Listening to their new album, "Hello Hello," you can sympathize with their plight – it's either heartland rock filtered through the smokey haze of a punk dive bar, or punk filtered through the haze of a Midwest rock bar.

The two genres are merged so cleanly, it's impossible to tell which side they came from.

They play it live with enough conviction that their hometown press has dubbed them one of the best live acts in the city, so perhaps it's best not to worry about labels.

In addition to winning listeners over live, the album shows off their prowess as songwriters and arrangers.

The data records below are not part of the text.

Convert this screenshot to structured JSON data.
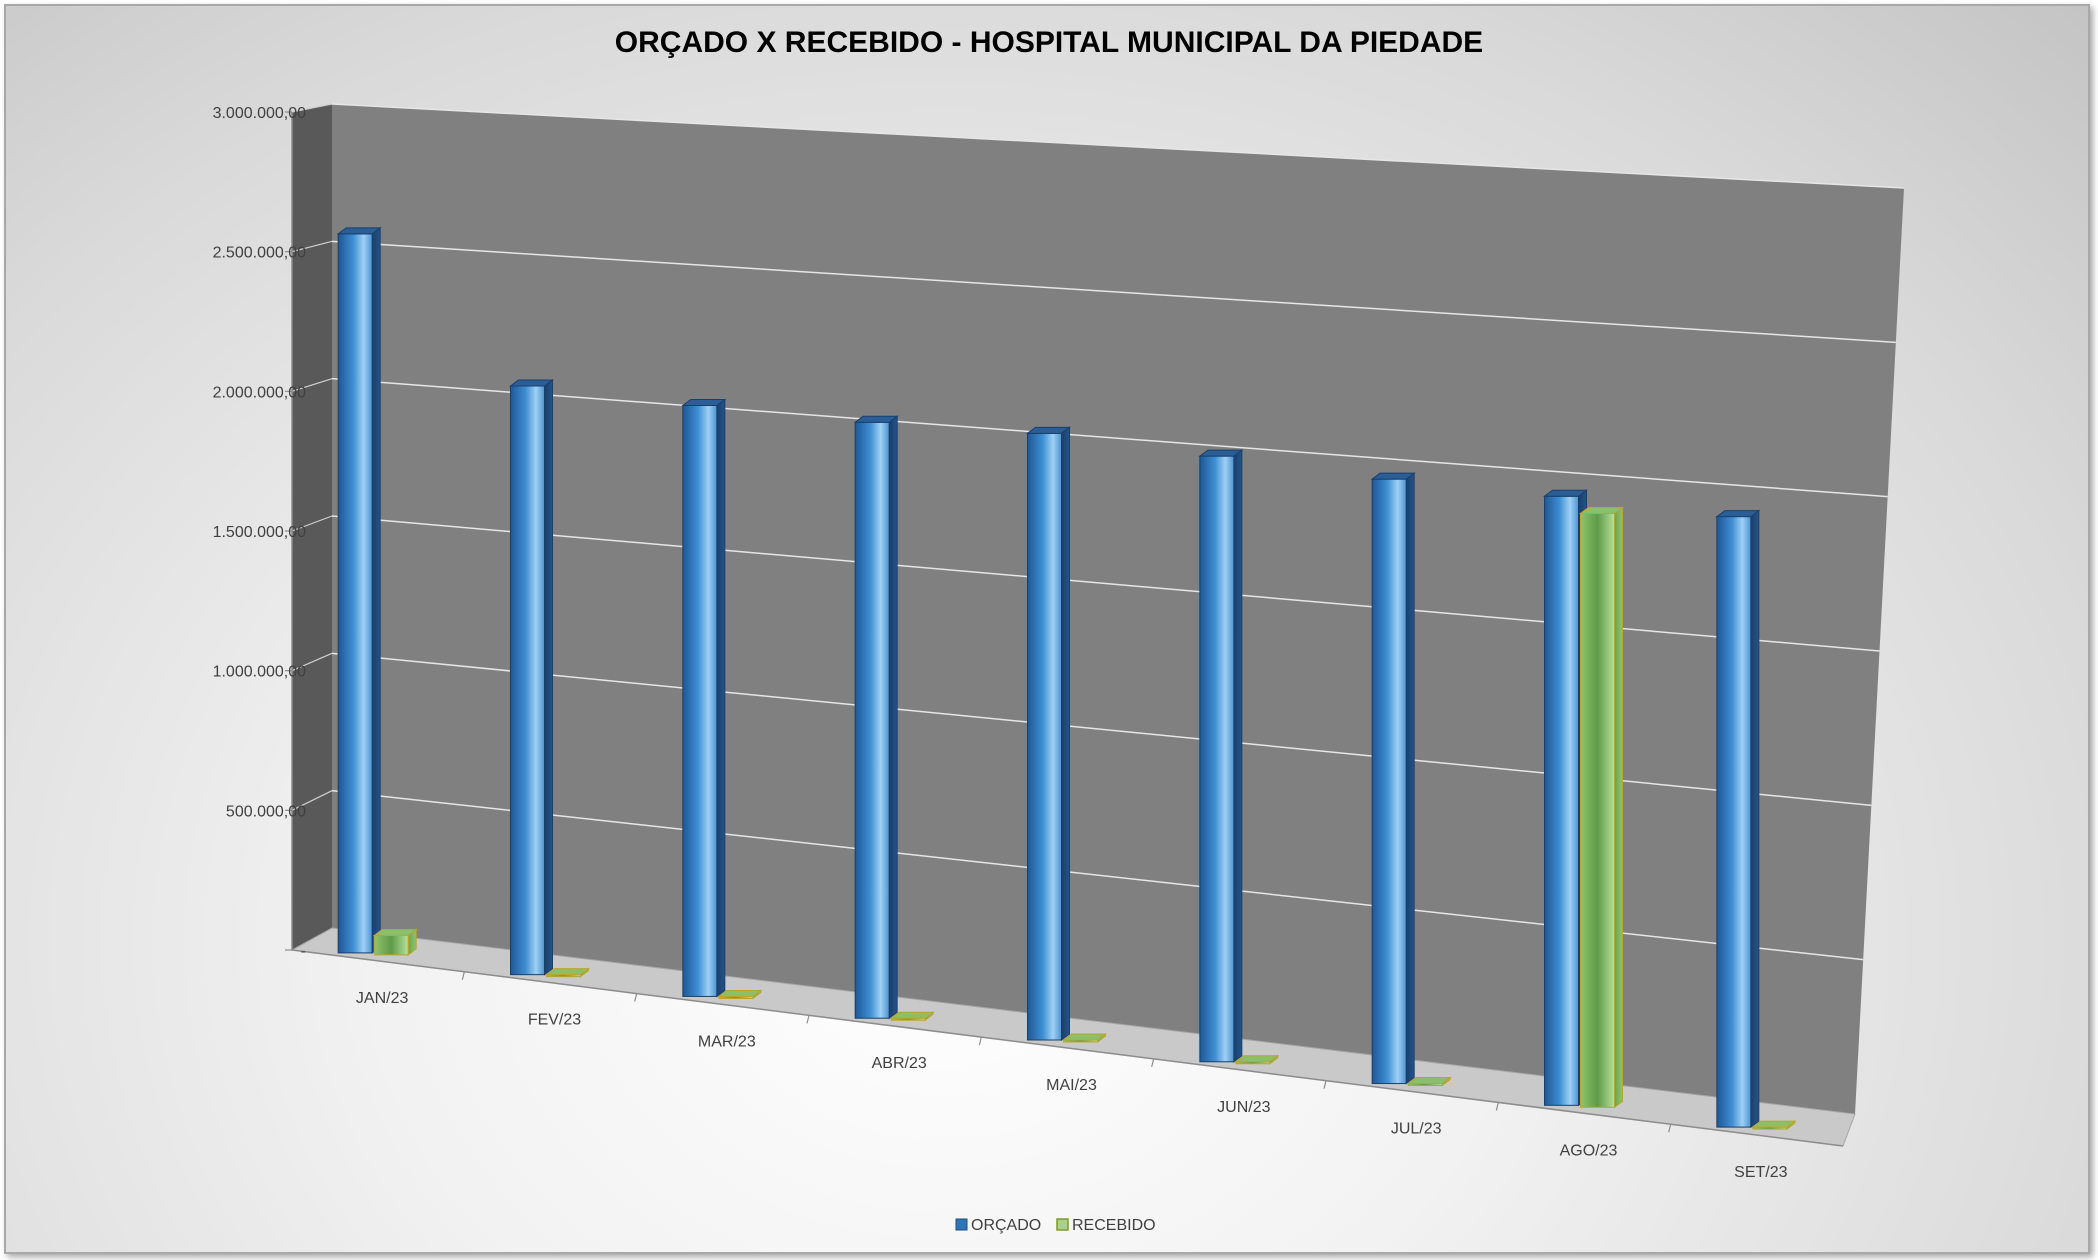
{
  "chart_data": {
    "type": "bar",
    "title": "ORÇADO X RECEBIDO - HOSPITAL MUNICIPAL DA PIEDADE",
    "categories": [
      "JAN/23",
      "FEV/23",
      "MAR/23",
      "ABR/23",
      "MAI/23",
      "JUN/23",
      "JUL/23",
      "AGO/23",
      "SET/23"
    ],
    "series": [
      {
        "name": "ORÇADO",
        "values": [
          2600000,
          2100000,
          2080000,
          2070000,
          2080000,
          2050000,
          2020000,
          2010000,
          1990000
        ],
        "color": "#2e75b6"
      },
      {
        "name": "RECEBIDO",
        "values": [
          70000,
          0,
          0,
          0,
          0,
          0,
          0,
          1960000,
          0
        ],
        "color": "#a9d18e"
      }
    ],
    "y_ticks": [
      "-",
      "500.000,00",
      "1.000.000,00",
      "1.500.000,00",
      "2.000.000,00",
      "2.500.000,00",
      "3.000.000,00"
    ],
    "ylim": [
      0,
      3000000
    ],
    "grid": true,
    "legend_position": "bottom",
    "style": "3d-clustered-column"
  }
}
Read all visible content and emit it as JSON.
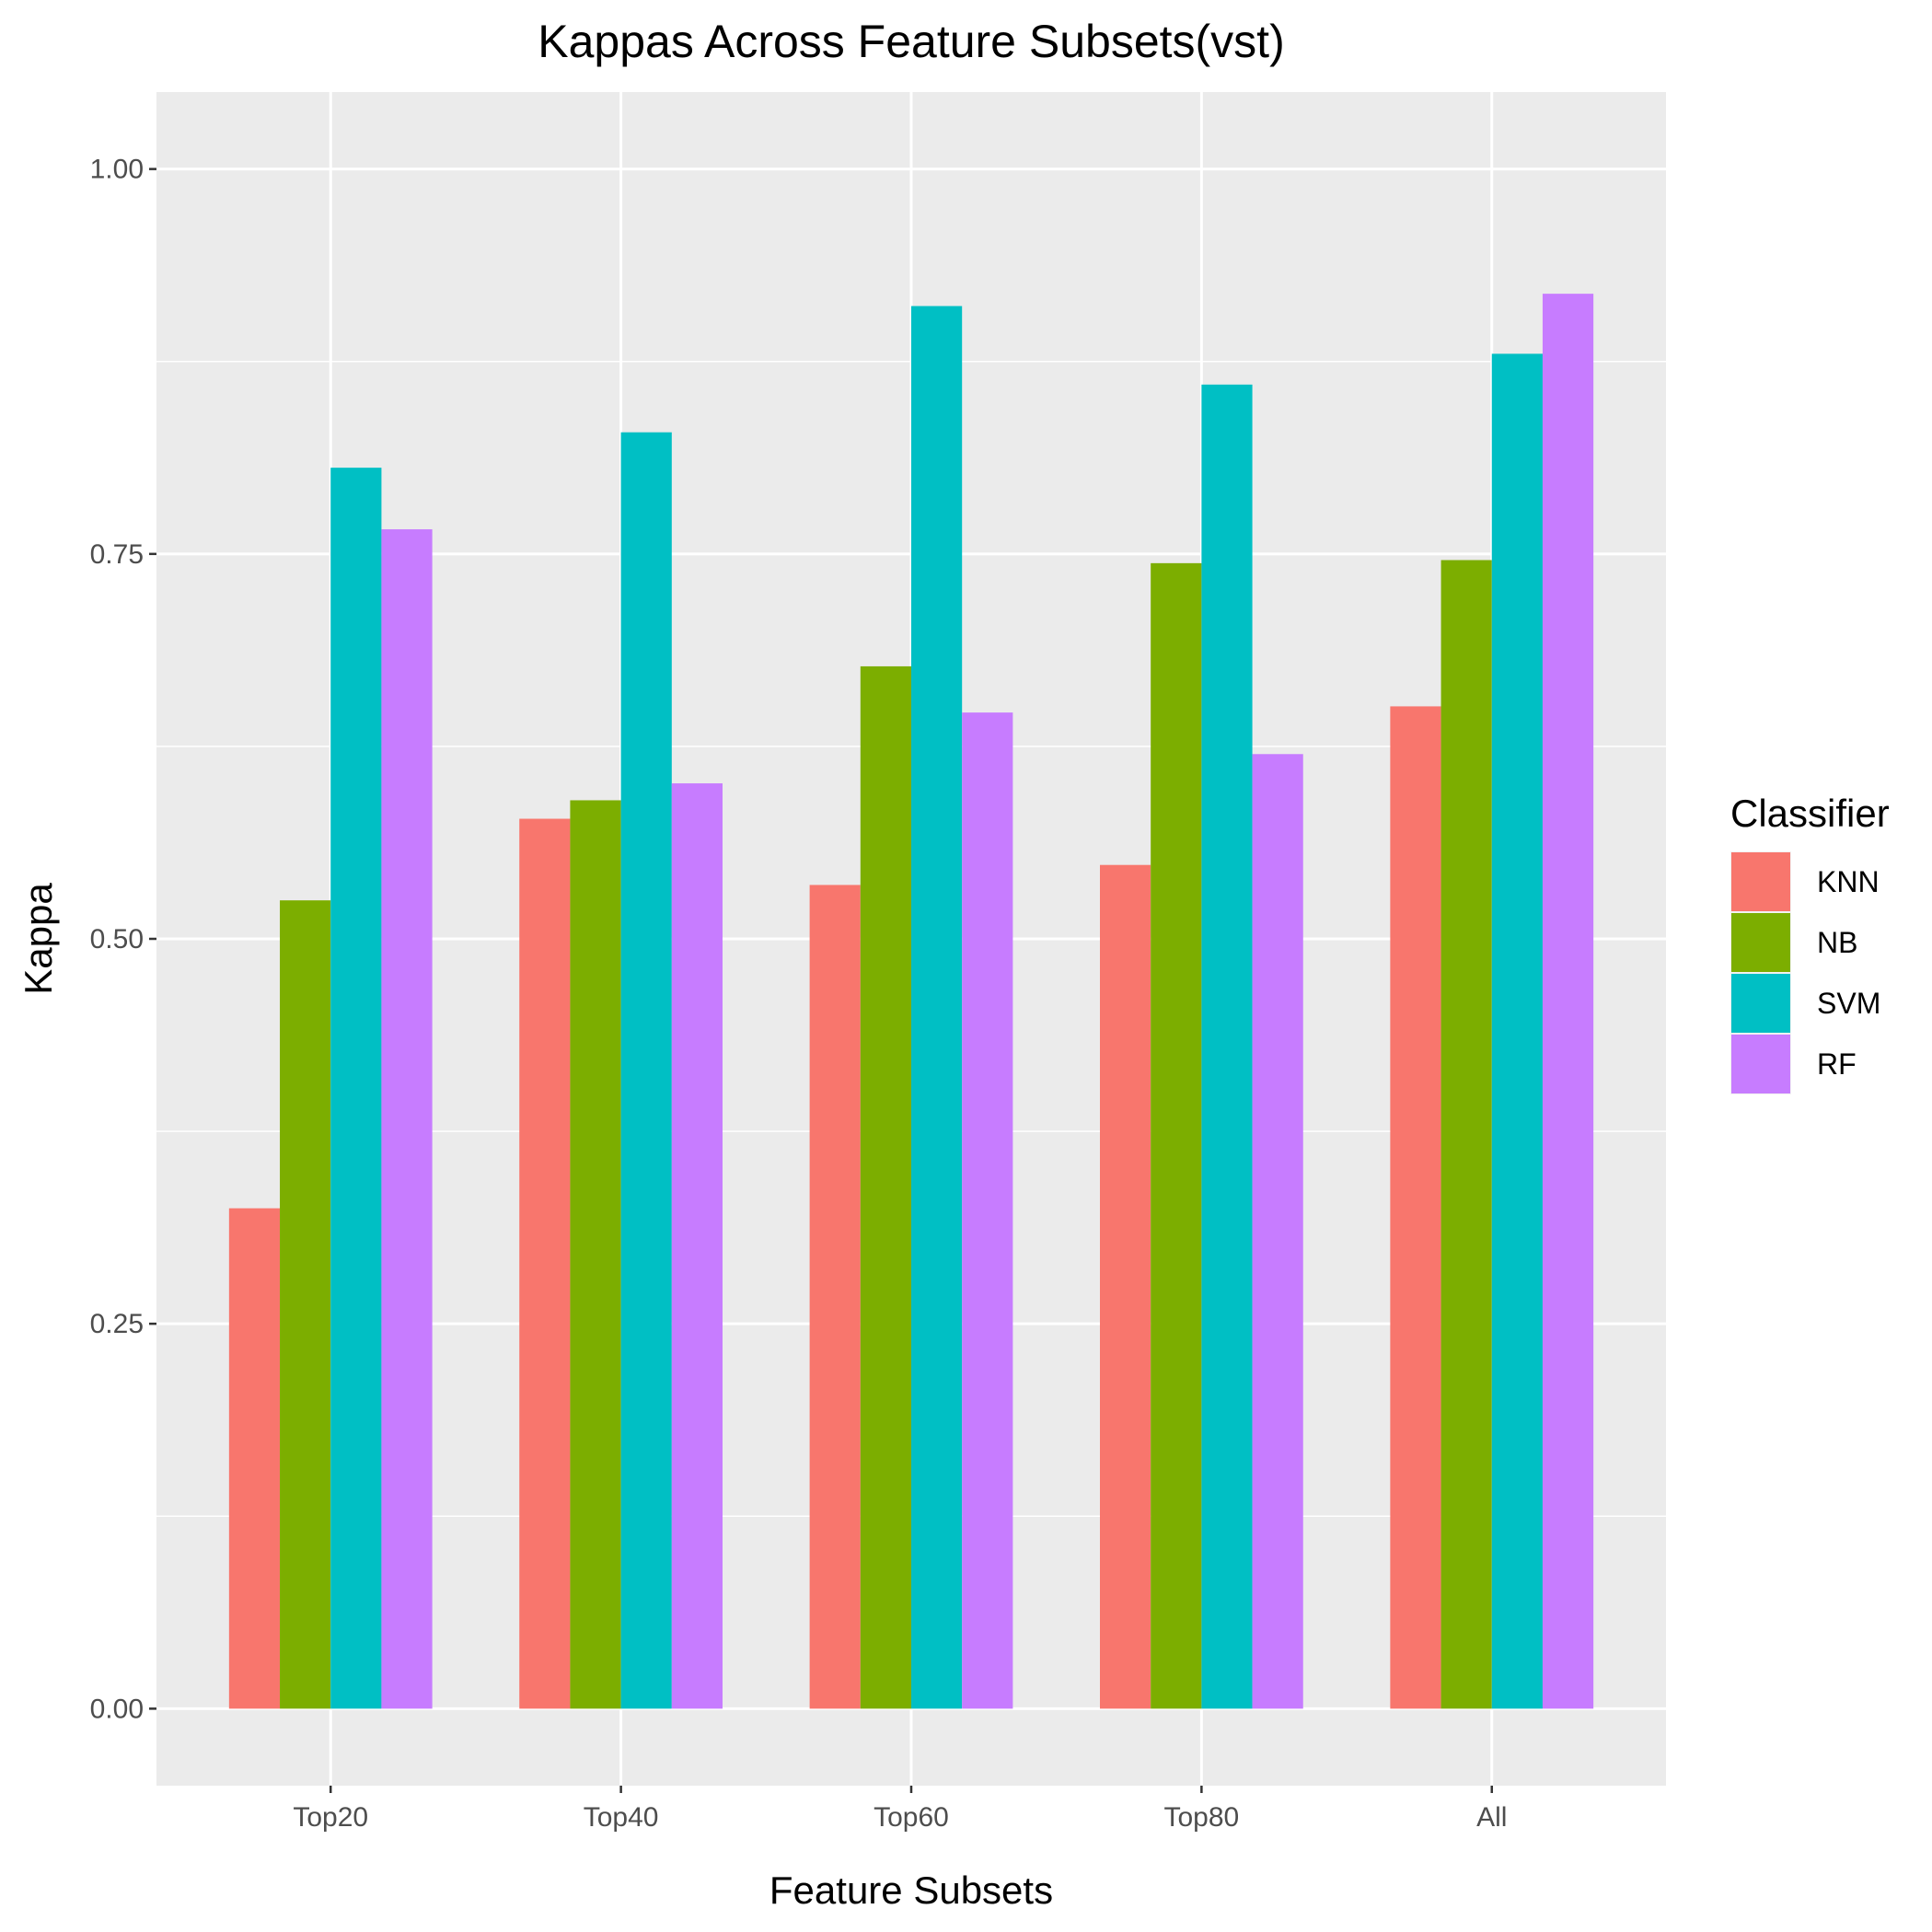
{
  "chart_data": {
    "type": "bar",
    "title": "Kappas Across Feature Subsets(vst)",
    "xlabel": "Feature Subsets",
    "ylabel": "Kappa",
    "categories": [
      "Top20",
      "Top40",
      "Top60",
      "Top80",
      "All"
    ],
    "ylim": [
      -0.05,
      1.05
    ],
    "yticks": [
      "0.00",
      "0.25",
      "0.50",
      "0.75",
      "1.00"
    ],
    "grid": true,
    "legend": {
      "title": "Classifier",
      "position": "right"
    },
    "series": [
      {
        "name": "KNN",
        "color": "#F8766D",
        "values": [
          0.325,
          0.578,
          0.535,
          0.548,
          0.651
        ]
      },
      {
        "name": "NB",
        "color": "#7CAE00",
        "values": [
          0.525,
          0.59,
          0.677,
          0.744,
          0.746
        ]
      },
      {
        "name": "SVM",
        "color": "#00BFC4",
        "values": [
          0.806,
          0.829,
          0.911,
          0.86,
          0.88
        ]
      },
      {
        "name": "RF",
        "color": "#C77CFF",
        "values": [
          0.766,
          0.601,
          0.647,
          0.62,
          0.919
        ]
      }
    ]
  }
}
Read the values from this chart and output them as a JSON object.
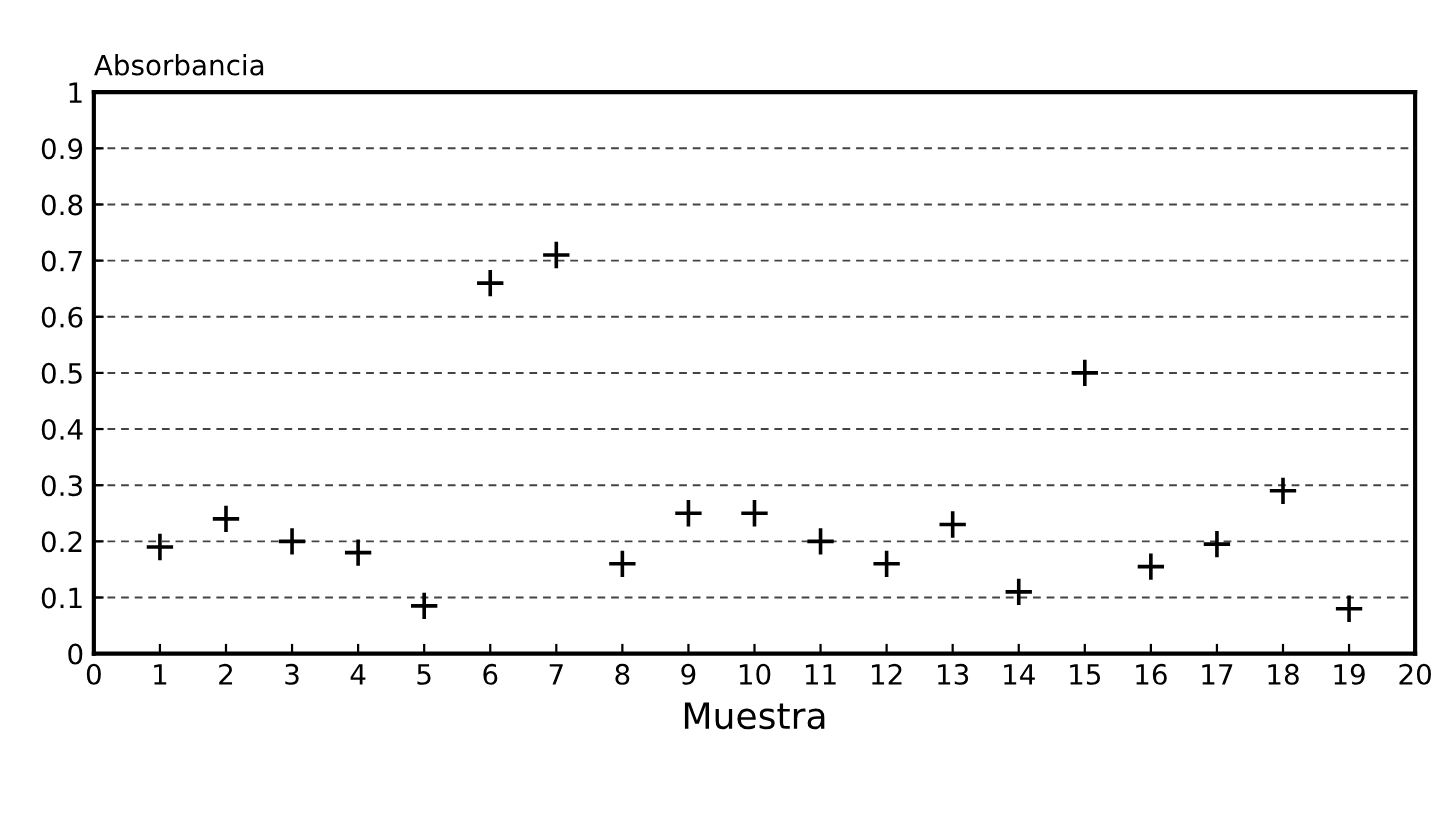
{
  "chart_data": {
    "type": "scatter",
    "xlabel": "Muestra",
    "ylabel": "Absorbancia",
    "x": [
      1,
      2,
      3,
      4,
      5,
      6,
      7,
      8,
      9,
      10,
      11,
      12,
      13,
      14,
      15,
      16,
      17,
      18,
      19
    ],
    "values": [
      0.19,
      0.24,
      0.2,
      0.18,
      0.085,
      0.66,
      0.71,
      0.16,
      0.25,
      0.25,
      0.2,
      0.16,
      0.23,
      0.11,
      0.5,
      0.155,
      0.195,
      0.29,
      0.08
    ],
    "color": "#000000",
    "marker": "cross",
    "xlim": [
      0,
      20
    ],
    "xticks": [
      0,
      1,
      2,
      3,
      4,
      5,
      6,
      7,
      8,
      9,
      10,
      11,
      12,
      13,
      14,
      15,
      16,
      17,
      18,
      19,
      20
    ],
    "ylim": [
      0,
      1
    ],
    "yticks": [
      0,
      0.1,
      0.2,
      0.3,
      0.4,
      0.5,
      0.6,
      0.7,
      0.8,
      0.9,
      1
    ],
    "grid": "y"
  }
}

The four – Harrison Rapp (guitar and vocals), Seth Rapp (guitar), James Deegan (bass) and Colby Hulsey (drums) – keep the sound dry, like a classic 1980s rock recording. Guitars are often clean or minimally overdriven; Harrison aims for a haggard desperation, whether nearly whispered or shouted.

The song cycle, about bank robbers making a getaway, works as individual tracks in an impressive range: a hushed introduction ("Getaway"), chugging '80s rockers ("Listen Teller"), and desperate ballads ("Great Escape.")

They aim for singalong anthems more than a few times and succeed – the album sounds great on headphones and likely better on the highway.

Divers will play Thursday, March 26, at the VFW Post 209, 245 W. Main St., with Buddy Jackson, Velvet Handlebars and Eat Strike, 8 p.m., $3 for 21 and up, $5 for 18-20.